Dilla’s 2006 album The Shining (BBE), with its sunny soul hooks laid over complex beat schemes, is a fair representation of his later sound. But the disc wasn’t complete at the time of his death, and it sounds unfinished, lacking Dilla’s usual coherence. A much fuller picture of the range of his talents emerges on the newly reissued 2003 EP Ruff Draft, which is stretched out over two discs with alternate mixes and instrumental-only versions by Stones Throw. Originally a limited edition vinyl-only release, Ruff Draft is the work of a very different Dilla from the one who produced The Shining or the similarly soul-soaked death-bed masterpiece Donuts (Stones Throw). The beats on Ruff Draft stomp on whatever lies in their path, and the layered, hazy production creates an uneasy, menacing climate. That Dilla spent his last days splicing together samples from his hospital bed is a good indicator of his obsessive approach; the experimental tracks on Ruff Draft are an enigmatic document of that obsession.
“Let’s Take It Back,” the disc’s opener, starts with a disorienting, cascading swirl of synth blips that float along for about 30 seconds before the drums and the bass kick in to anchor the track.
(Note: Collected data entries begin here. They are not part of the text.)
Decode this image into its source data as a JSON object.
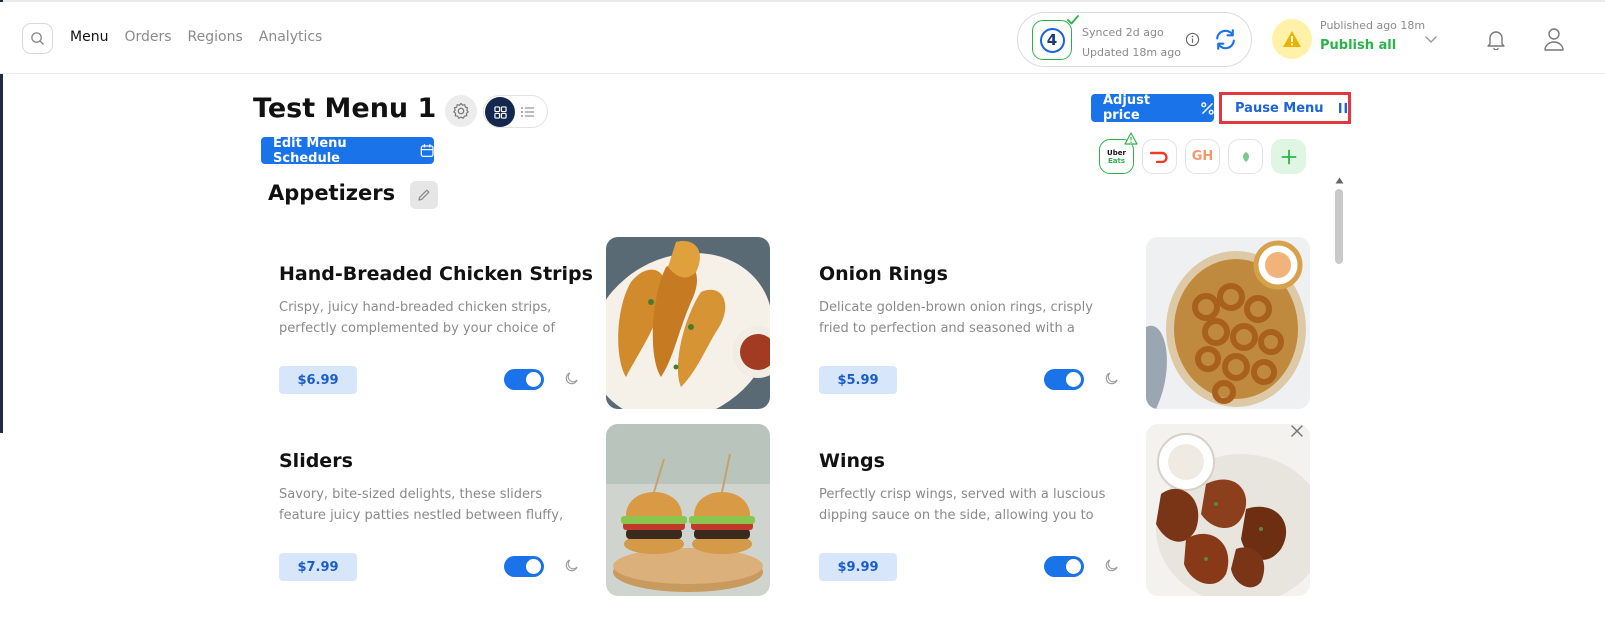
{
  "header": {
    "nav": [
      {
        "label": "Menu",
        "active": true
      },
      {
        "label": "Orders",
        "active": false
      },
      {
        "label": "Regions",
        "active": false
      },
      {
        "label": "Analytics",
        "active": false
      }
    ],
    "sync": {
      "badge_number": "4",
      "synced": "Synced 2d ago",
      "updated": "Updated 18m ago"
    },
    "publish": {
      "published": "Published ago 18m",
      "action": "Publish all"
    },
    "icons": [
      "search-icon",
      "info-icon",
      "refresh-icon",
      "warning-icon",
      "chevron-down-icon",
      "bell-icon",
      "user-icon"
    ]
  },
  "menu": {
    "title": "Test Menu 1",
    "edit_schedule_label": "Edit Menu Schedule",
    "adjust_price_label": "Adjust price",
    "pause_label": "Pause Menu",
    "platforms": [
      "Uber Eats",
      "DoorDash",
      "GH",
      "Postmates"
    ],
    "uber_logo_top": "Uber",
    "uber_logo_bottom": "Eats",
    "gh_logo": "GH"
  },
  "section": {
    "title": "Appetizers"
  },
  "items": [
    {
      "name": "Hand-Breaded Chicken Strips",
      "description": "Crispy, juicy hand-breaded chicken strips, perfectly complemented by your choice of",
      "price": "$6.99",
      "enabled": true
    },
    {
      "name": "Onion Rings",
      "description": "Delicate golden-brown onion rings, crisply fried to perfection and seasoned with a symphony of",
      "price": "$5.99",
      "enabled": true
    },
    {
      "name": "Sliders",
      "description": "Savory, bite-sized delights, these sliders feature juicy patties nestled between fluffy, buttery",
      "price": "$7.99",
      "enabled": true
    },
    {
      "name": "Wings",
      "description": "Perfectly crisp wings, served with a luscious dipping sauce on the side, allowing you to",
      "price": "$9.99",
      "enabled": true
    }
  ],
  "colors": {
    "accent": "#1a73e8",
    "success": "#2bb34a",
    "highlight": "#e0383e",
    "price_bg": "#d7e6fb"
  }
}
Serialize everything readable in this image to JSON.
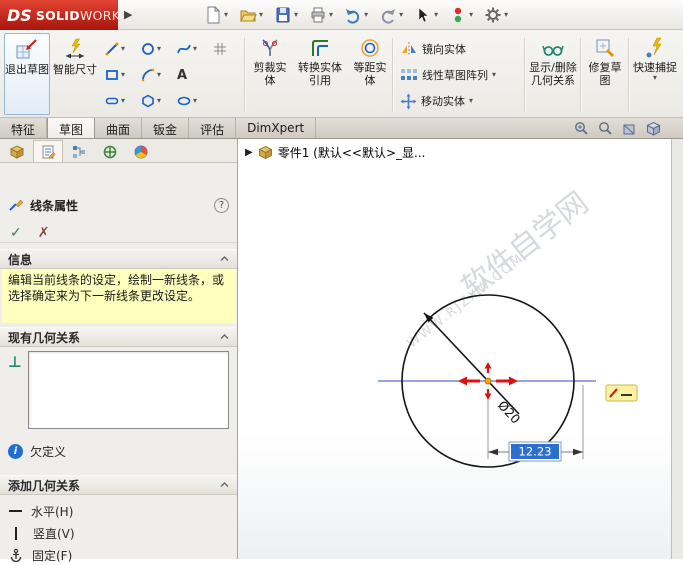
{
  "icons": {
    "caret": "▾",
    "flyout": "▶",
    "check": "✓",
    "cross": "✗",
    "help": "?",
    "info": "i",
    "perp": "⊥",
    "text_tool": "A"
  },
  "titlebar": {
    "logo_ds": "DS",
    "logo_solid": "SOLID",
    "logo_works": "WORKS"
  },
  "ribbon": {
    "exit_sketch": "退出草图",
    "smart_dimension": "智能尺寸",
    "trim": "剪裁实体",
    "convert": "转换实体引用",
    "offset": "等距实体",
    "mirror": "镜向实体",
    "linear_pattern": "线性草图阵列",
    "move": "移动实体",
    "display_delete": "显示/删除几何关系",
    "repair": "修复草图",
    "quick_snap": "快速捕捉"
  },
  "tabs": {
    "items": [
      "特征",
      "草图",
      "曲面",
      "钣金",
      "评估",
      "DimXpert"
    ],
    "active": "草图"
  },
  "panel": {
    "title": "线条属性",
    "message_header": "信息",
    "message_text": "编辑当前线条的设定，绘制一新线条，或选择确定来为下一新线条更改设定。",
    "existing_relations_header": "现有几何关系",
    "status": "欠定义",
    "add_relations_header": "添加几何关系",
    "relation_horizontal": "水平(H)",
    "relation_vertical": "竖直(V)",
    "relation_fix": "固定(F)"
  },
  "graphics": {
    "tree_item": "零件1 (默认<<默认>_显...",
    "diameter_dim": "Ø20",
    "dim_value": "12.23",
    "watermark_cn": "软件自学网",
    "watermark_en": "WWW.RJZXW.COM"
  }
}
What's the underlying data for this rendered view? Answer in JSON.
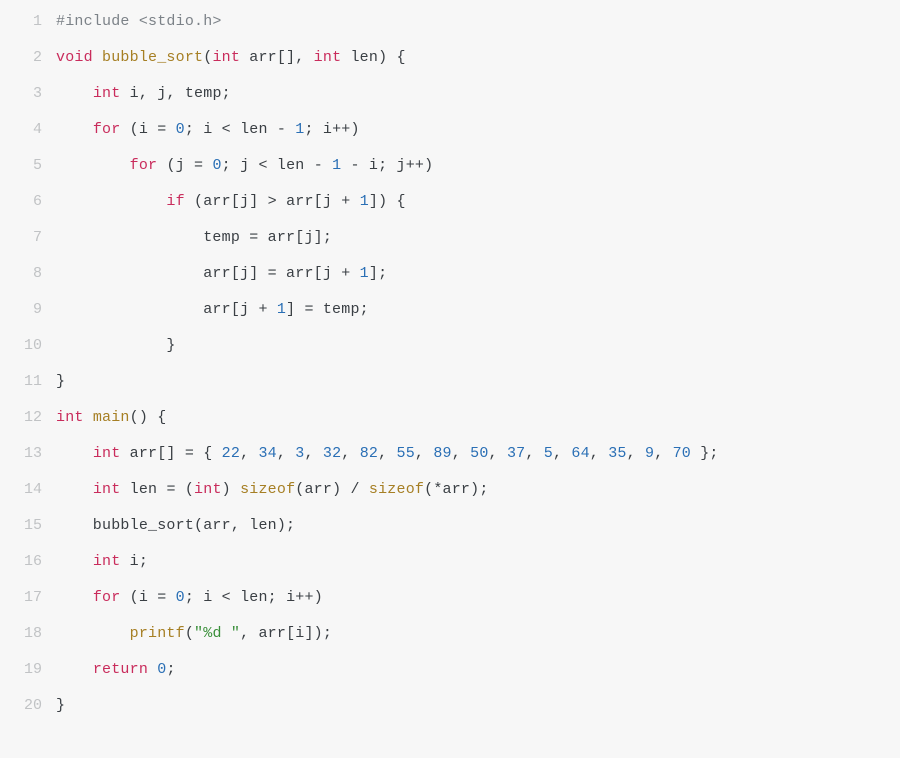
{
  "lines": [
    {
      "num": "1",
      "tokens": [
        {
          "cls": "tok-pp",
          "t": "#include <stdio.h>"
        }
      ]
    },
    {
      "num": "2",
      "tokens": [
        {
          "cls": "tok-kw",
          "t": "void"
        },
        {
          "cls": "tok-id",
          "t": " "
        },
        {
          "cls": "tok-fn",
          "t": "bubble_sort"
        },
        {
          "cls": "tok-punc",
          "t": "("
        },
        {
          "cls": "tok-kw",
          "t": "int"
        },
        {
          "cls": "tok-id",
          "t": " arr"
        },
        {
          "cls": "tok-punc",
          "t": "[], "
        },
        {
          "cls": "tok-kw",
          "t": "int"
        },
        {
          "cls": "tok-id",
          "t": " len"
        },
        {
          "cls": "tok-punc",
          "t": ") {"
        }
      ]
    },
    {
      "num": "3",
      "tokens": [
        {
          "cls": "tok-id",
          "t": "    "
        },
        {
          "cls": "tok-kw",
          "t": "int"
        },
        {
          "cls": "tok-id",
          "t": " i"
        },
        {
          "cls": "tok-punc",
          "t": ", "
        },
        {
          "cls": "tok-id",
          "t": "j"
        },
        {
          "cls": "tok-punc",
          "t": ", "
        },
        {
          "cls": "tok-id",
          "t": "temp"
        },
        {
          "cls": "tok-punc",
          "t": ";"
        }
      ]
    },
    {
      "num": "4",
      "tokens": [
        {
          "cls": "tok-id",
          "t": "    "
        },
        {
          "cls": "tok-kw",
          "t": "for"
        },
        {
          "cls": "tok-id",
          "t": " "
        },
        {
          "cls": "tok-punc",
          "t": "("
        },
        {
          "cls": "tok-id",
          "t": "i "
        },
        {
          "cls": "tok-op",
          "t": "= "
        },
        {
          "cls": "tok-num",
          "t": "0"
        },
        {
          "cls": "tok-punc",
          "t": "; "
        },
        {
          "cls": "tok-id",
          "t": "i "
        },
        {
          "cls": "tok-op",
          "t": "< "
        },
        {
          "cls": "tok-id",
          "t": "len "
        },
        {
          "cls": "tok-op",
          "t": "- "
        },
        {
          "cls": "tok-num",
          "t": "1"
        },
        {
          "cls": "tok-punc",
          "t": "; "
        },
        {
          "cls": "tok-id",
          "t": "i"
        },
        {
          "cls": "tok-op",
          "t": "++"
        },
        {
          "cls": "tok-punc",
          "t": ")"
        }
      ]
    },
    {
      "num": "5",
      "tokens": [
        {
          "cls": "tok-id",
          "t": "        "
        },
        {
          "cls": "tok-kw",
          "t": "for"
        },
        {
          "cls": "tok-id",
          "t": " "
        },
        {
          "cls": "tok-punc",
          "t": "("
        },
        {
          "cls": "tok-id",
          "t": "j "
        },
        {
          "cls": "tok-op",
          "t": "= "
        },
        {
          "cls": "tok-num",
          "t": "0"
        },
        {
          "cls": "tok-punc",
          "t": "; "
        },
        {
          "cls": "tok-id",
          "t": "j "
        },
        {
          "cls": "tok-op",
          "t": "< "
        },
        {
          "cls": "tok-id",
          "t": "len "
        },
        {
          "cls": "tok-op",
          "t": "- "
        },
        {
          "cls": "tok-num",
          "t": "1"
        },
        {
          "cls": "tok-id",
          "t": " "
        },
        {
          "cls": "tok-op",
          "t": "- "
        },
        {
          "cls": "tok-id",
          "t": "i"
        },
        {
          "cls": "tok-punc",
          "t": "; "
        },
        {
          "cls": "tok-id",
          "t": "j"
        },
        {
          "cls": "tok-op",
          "t": "++"
        },
        {
          "cls": "tok-punc",
          "t": ")"
        }
      ]
    },
    {
      "num": "6",
      "tokens": [
        {
          "cls": "tok-id",
          "t": "            "
        },
        {
          "cls": "tok-kw",
          "t": "if"
        },
        {
          "cls": "tok-id",
          "t": " "
        },
        {
          "cls": "tok-punc",
          "t": "("
        },
        {
          "cls": "tok-id",
          "t": "arr"
        },
        {
          "cls": "tok-punc",
          "t": "["
        },
        {
          "cls": "tok-id",
          "t": "j"
        },
        {
          "cls": "tok-punc",
          "t": "] "
        },
        {
          "cls": "tok-op",
          "t": "> "
        },
        {
          "cls": "tok-id",
          "t": "arr"
        },
        {
          "cls": "tok-punc",
          "t": "["
        },
        {
          "cls": "tok-id",
          "t": "j "
        },
        {
          "cls": "tok-op",
          "t": "+ "
        },
        {
          "cls": "tok-num",
          "t": "1"
        },
        {
          "cls": "tok-punc",
          "t": "]) {"
        }
      ]
    },
    {
      "num": "7",
      "tokens": [
        {
          "cls": "tok-id",
          "t": "                temp "
        },
        {
          "cls": "tok-op",
          "t": "= "
        },
        {
          "cls": "tok-id",
          "t": "arr"
        },
        {
          "cls": "tok-punc",
          "t": "["
        },
        {
          "cls": "tok-id",
          "t": "j"
        },
        {
          "cls": "tok-punc",
          "t": "];"
        }
      ]
    },
    {
      "num": "8",
      "tokens": [
        {
          "cls": "tok-id",
          "t": "                arr"
        },
        {
          "cls": "tok-punc",
          "t": "["
        },
        {
          "cls": "tok-id",
          "t": "j"
        },
        {
          "cls": "tok-punc",
          "t": "] "
        },
        {
          "cls": "tok-op",
          "t": "= "
        },
        {
          "cls": "tok-id",
          "t": "arr"
        },
        {
          "cls": "tok-punc",
          "t": "["
        },
        {
          "cls": "tok-id",
          "t": "j "
        },
        {
          "cls": "tok-op",
          "t": "+ "
        },
        {
          "cls": "tok-num",
          "t": "1"
        },
        {
          "cls": "tok-punc",
          "t": "];"
        }
      ]
    },
    {
      "num": "9",
      "tokens": [
        {
          "cls": "tok-id",
          "t": "                arr"
        },
        {
          "cls": "tok-punc",
          "t": "["
        },
        {
          "cls": "tok-id",
          "t": "j "
        },
        {
          "cls": "tok-op",
          "t": "+ "
        },
        {
          "cls": "tok-num",
          "t": "1"
        },
        {
          "cls": "tok-punc",
          "t": "] "
        },
        {
          "cls": "tok-op",
          "t": "= "
        },
        {
          "cls": "tok-id",
          "t": "temp"
        },
        {
          "cls": "tok-punc",
          "t": ";"
        }
      ]
    },
    {
      "num": "10",
      "tokens": [
        {
          "cls": "tok-id",
          "t": "            "
        },
        {
          "cls": "tok-punc",
          "t": "}"
        }
      ]
    },
    {
      "num": "11",
      "tokens": [
        {
          "cls": "tok-punc",
          "t": "}"
        }
      ]
    },
    {
      "num": "12",
      "tokens": [
        {
          "cls": "tok-kw",
          "t": "int"
        },
        {
          "cls": "tok-id",
          "t": " "
        },
        {
          "cls": "tok-fn",
          "t": "main"
        },
        {
          "cls": "tok-punc",
          "t": "() {"
        }
      ]
    },
    {
      "num": "13",
      "tokens": [
        {
          "cls": "tok-id",
          "t": "    "
        },
        {
          "cls": "tok-kw",
          "t": "int"
        },
        {
          "cls": "tok-id",
          "t": " arr"
        },
        {
          "cls": "tok-punc",
          "t": "[] = { "
        },
        {
          "cls": "tok-num",
          "t": "22"
        },
        {
          "cls": "tok-punc",
          "t": ", "
        },
        {
          "cls": "tok-num",
          "t": "34"
        },
        {
          "cls": "tok-punc",
          "t": ", "
        },
        {
          "cls": "tok-num",
          "t": "3"
        },
        {
          "cls": "tok-punc",
          "t": ", "
        },
        {
          "cls": "tok-num",
          "t": "32"
        },
        {
          "cls": "tok-punc",
          "t": ", "
        },
        {
          "cls": "tok-num",
          "t": "82"
        },
        {
          "cls": "tok-punc",
          "t": ", "
        },
        {
          "cls": "tok-num",
          "t": "55"
        },
        {
          "cls": "tok-punc",
          "t": ", "
        },
        {
          "cls": "tok-num",
          "t": "89"
        },
        {
          "cls": "tok-punc",
          "t": ", "
        },
        {
          "cls": "tok-num",
          "t": "50"
        },
        {
          "cls": "tok-punc",
          "t": ", "
        },
        {
          "cls": "tok-num",
          "t": "37"
        },
        {
          "cls": "tok-punc",
          "t": ", "
        },
        {
          "cls": "tok-num",
          "t": "5"
        },
        {
          "cls": "tok-punc",
          "t": ", "
        },
        {
          "cls": "tok-num",
          "t": "64"
        },
        {
          "cls": "tok-punc",
          "t": ", "
        },
        {
          "cls": "tok-num",
          "t": "35"
        },
        {
          "cls": "tok-punc",
          "t": ", "
        },
        {
          "cls": "tok-num",
          "t": "9"
        },
        {
          "cls": "tok-punc",
          "t": ", "
        },
        {
          "cls": "tok-num",
          "t": "70"
        },
        {
          "cls": "tok-punc",
          "t": " };"
        }
      ]
    },
    {
      "num": "14",
      "tokens": [
        {
          "cls": "tok-id",
          "t": "    "
        },
        {
          "cls": "tok-kw",
          "t": "int"
        },
        {
          "cls": "tok-id",
          "t": " len "
        },
        {
          "cls": "tok-op",
          "t": "= "
        },
        {
          "cls": "tok-punc",
          "t": "("
        },
        {
          "cls": "tok-kw",
          "t": "int"
        },
        {
          "cls": "tok-punc",
          "t": ") "
        },
        {
          "cls": "tok-fn",
          "t": "sizeof"
        },
        {
          "cls": "tok-punc",
          "t": "("
        },
        {
          "cls": "tok-id",
          "t": "arr"
        },
        {
          "cls": "tok-punc",
          "t": ") "
        },
        {
          "cls": "tok-op",
          "t": "/ "
        },
        {
          "cls": "tok-fn",
          "t": "sizeof"
        },
        {
          "cls": "tok-punc",
          "t": "("
        },
        {
          "cls": "tok-op",
          "t": "*"
        },
        {
          "cls": "tok-id",
          "t": "arr"
        },
        {
          "cls": "tok-punc",
          "t": ");"
        }
      ]
    },
    {
      "num": "15",
      "tokens": [
        {
          "cls": "tok-id",
          "t": "    bubble_sort"
        },
        {
          "cls": "tok-punc",
          "t": "("
        },
        {
          "cls": "tok-id",
          "t": "arr"
        },
        {
          "cls": "tok-punc",
          "t": ", "
        },
        {
          "cls": "tok-id",
          "t": "len"
        },
        {
          "cls": "tok-punc",
          "t": ");"
        }
      ]
    },
    {
      "num": "16",
      "tokens": [
        {
          "cls": "tok-id",
          "t": "    "
        },
        {
          "cls": "tok-kw",
          "t": "int"
        },
        {
          "cls": "tok-id",
          "t": " i"
        },
        {
          "cls": "tok-punc",
          "t": ";"
        }
      ]
    },
    {
      "num": "17",
      "tokens": [
        {
          "cls": "tok-id",
          "t": "    "
        },
        {
          "cls": "tok-kw",
          "t": "for"
        },
        {
          "cls": "tok-id",
          "t": " "
        },
        {
          "cls": "tok-punc",
          "t": "("
        },
        {
          "cls": "tok-id",
          "t": "i "
        },
        {
          "cls": "tok-op",
          "t": "= "
        },
        {
          "cls": "tok-num",
          "t": "0"
        },
        {
          "cls": "tok-punc",
          "t": "; "
        },
        {
          "cls": "tok-id",
          "t": "i "
        },
        {
          "cls": "tok-op",
          "t": "< "
        },
        {
          "cls": "tok-id",
          "t": "len"
        },
        {
          "cls": "tok-punc",
          "t": "; "
        },
        {
          "cls": "tok-id",
          "t": "i"
        },
        {
          "cls": "tok-op",
          "t": "++"
        },
        {
          "cls": "tok-punc",
          "t": ")"
        }
      ]
    },
    {
      "num": "18",
      "tokens": [
        {
          "cls": "tok-id",
          "t": "        "
        },
        {
          "cls": "tok-fn",
          "t": "printf"
        },
        {
          "cls": "tok-punc",
          "t": "("
        },
        {
          "cls": "tok-str",
          "t": "\"%d \""
        },
        {
          "cls": "tok-punc",
          "t": ", "
        },
        {
          "cls": "tok-id",
          "t": "arr"
        },
        {
          "cls": "tok-punc",
          "t": "["
        },
        {
          "cls": "tok-id",
          "t": "i"
        },
        {
          "cls": "tok-punc",
          "t": "]);"
        }
      ]
    },
    {
      "num": "19",
      "tokens": [
        {
          "cls": "tok-id",
          "t": "    "
        },
        {
          "cls": "tok-kw",
          "t": "return"
        },
        {
          "cls": "tok-id",
          "t": " "
        },
        {
          "cls": "tok-num",
          "t": "0"
        },
        {
          "cls": "tok-punc",
          "t": ";"
        }
      ]
    },
    {
      "num": "20",
      "tokens": [
        {
          "cls": "tok-punc",
          "t": "}"
        }
      ]
    }
  ]
}
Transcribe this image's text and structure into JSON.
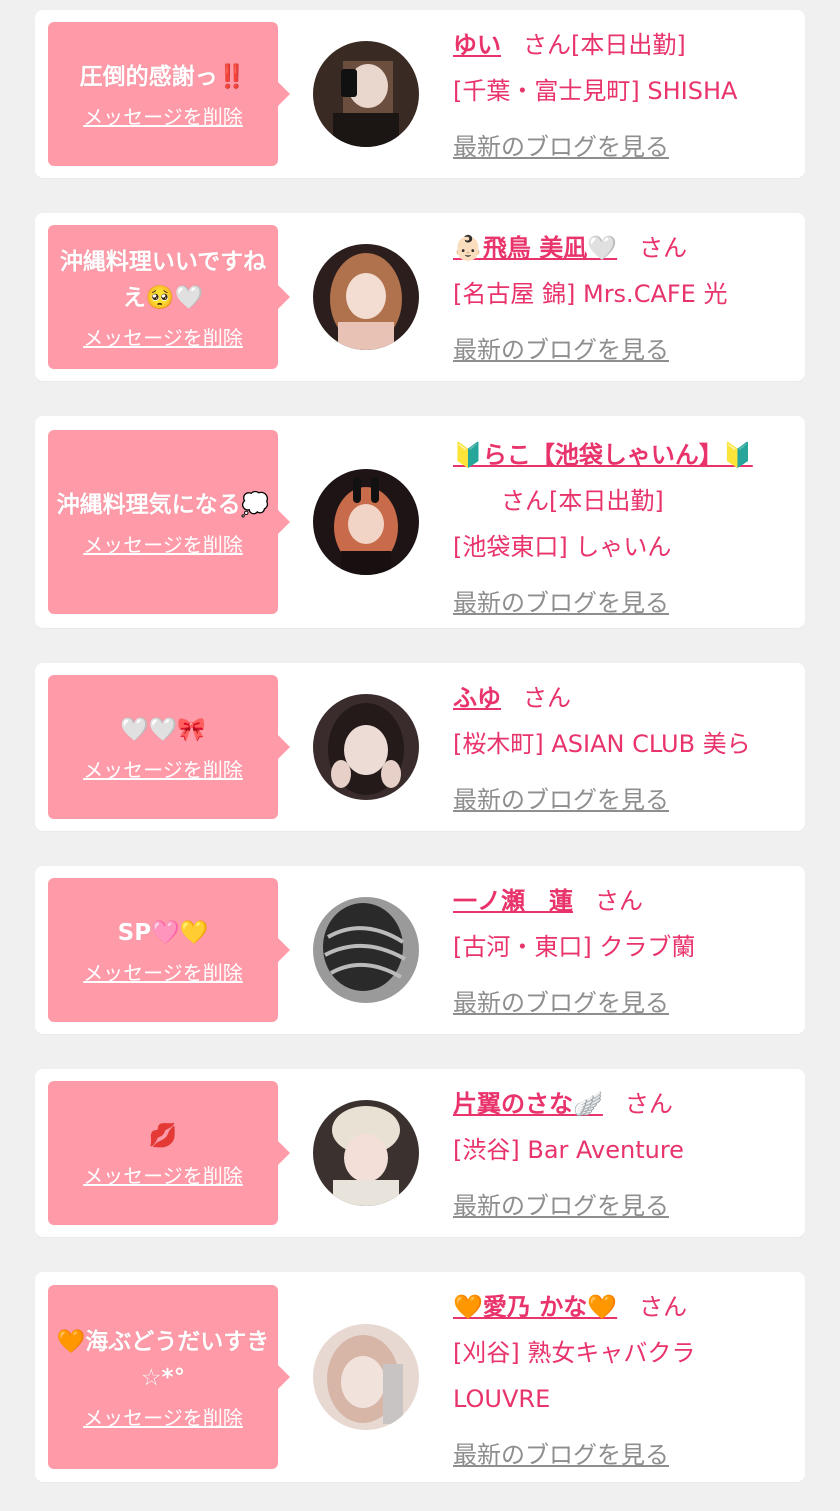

Quintessential Dilla flourishes — a deep bell and some distorted yelling — are set way back in the mix, and like so many MCs who rapped over his beats, Dilla gets run over by his own production. He’s a workmanlike rapper with steady flow and intricate rhyme schemes; that said, I can’t remember a single line from Ruff Draft off the top of my head.
Which may be why there aren’t any rhymes on “Nothing like This”: they’d just be filler. With a drum that sounds like a basketball hitting the hardwood and guitars straight out of the Velvet Underground’s “What Goes On,” the song’s textured, impenetrable haze is Ruff Draft’s high point. Always one to mess with his listeners, Dilla occasionally stops the vocal loop in its tracks, revealing and sustaining some note between notes that would otherwise go unnoticed. If Ruff Draft is made for cars, this is the drunk-driving song.